The dry periods are on the months of January and February; June, July and August; and September and December. Rainy months are in the months of March, April and May, and October and November.

The warmest month, on average, is August with an average temperature of 30 °C (86.0 °F). The coolest month on average is May, with an average temperature of 27.2 °C (81.0 °F).

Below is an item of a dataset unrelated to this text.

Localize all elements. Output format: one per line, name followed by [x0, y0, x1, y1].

Climate data for Girardot (Santiago Vila Airport), elevation 283 m (928 ft), (1981–2010)
| Month | Jan | Feb | Mar | Apr | May | Jun | Jul | Aug | Sep | Oct | Nov | Dec | Year |
| Mean daily maximum °C (°F) | 34.3 (93.7) | 34.3 (93.7) | 33.8 (92.8) | 32.8 (91.0) | 32.6 (90.7) | 33.2 (91.8) | 34.4 (93.9) | 35.5 (95.9) | 34.6 (94.3) | 33.1 (91.6) | 32.5 (90.5) | 33.1 (91.6) | 33.7 (92.7) |
| Daily mean °C (°F) | 28.8 (83.8) | 28.9 (84.0) | 28.7 (83.7) | 28.1 (82.6) | 27.8 (82.0) | 27.9 (82.2) | 28.8 (83.8) | 29.3 (84.7) | 28.9 (84.0) | 28.1 (82.6) | 27.8 (82.0) | 28.1 (82.6) | 28.4 (83.2) |
| Mean daily minimum °C (°F) | 23.3 (73.9) | 23.5 (74.3) | 23.5 (74.3) | 23.4 (74.1) | 23.1 (73.6) | 22.6 (72.7) | 22.2 (72.0) | 23.0 (73.4) | 23.2 (73.8) | 23.1 (73.6) | 23.1 (73.6) | 23.1 (73.6) | 23.1 (73.6) |
| Average precipitation mm (inches) | 49.3 (1.94) | 84.6 (3.33) | 117.7 (4.63) | 183.2 (7.21) | 157.6 (6.20) | 64.3 (2.53) | 36.3 (1.43) | 41.8 (1.65) | 121.3 (4.78) | 158.9 (6.26) | 110.1 (4.33) | 88.6 (3.49) | 1,213.7 (47.78) |
| Average precipitation days | 9 | 12 | 14 | 17 | 16 | 13 | 12 | 10 | 14 | 16 | 15 | 12 | 158 |
| Average relative humidity (%) | 66 | 66 | 68 | 73 | 75 | 71 | 64 | 58 | 64 | 71 | 75 | 71 | 68 |
| Mean monthly sunshine hours | 207.7 | 172.2 | 167.4 | 162.0 | 176.7 | 180.0 | 198.4 | 198.4 | 186.0 | 189.1 | 183.0 | 198.4 | 2,219.3 |
| Mean daily sunshine hours | 6.7 | 6.1 | 5.4 | 5.4 | 5.7 | 6.0 | 6.4 | 6.4 | 6.2 | 6.1 | 6.1 | 6.4 | 6.1 |
Source: Instituto de Hidrologia Meteorologia y Estudios Ambientales

== Economy ==
Girardot is an important city in the department of Cundinamarca, due to its decentralized and autonomous economy, and because of its reputation as an excellent tourist destination. The main economy of Girardot is based on tourism and it boasts many waterparks, resorts, hotels and clubs, such as Peñalisa, El Peñon, El Bachué, and the Hotel Tocarema. Girardot is also famous regionally for the quality of its bread. Because it is only a short drive from Bogotá (about 2 hours), it is a popular weekend hangout.

== Born in Girardot ==
- Juan Alfredo Pinto Saavedra, former Colombian ambassador to India
- Marta Gomez, singer and songwriter
- Charlie Zaa, singer.
- Gustavo Bolivar, author, screenwriter, journalist and senator.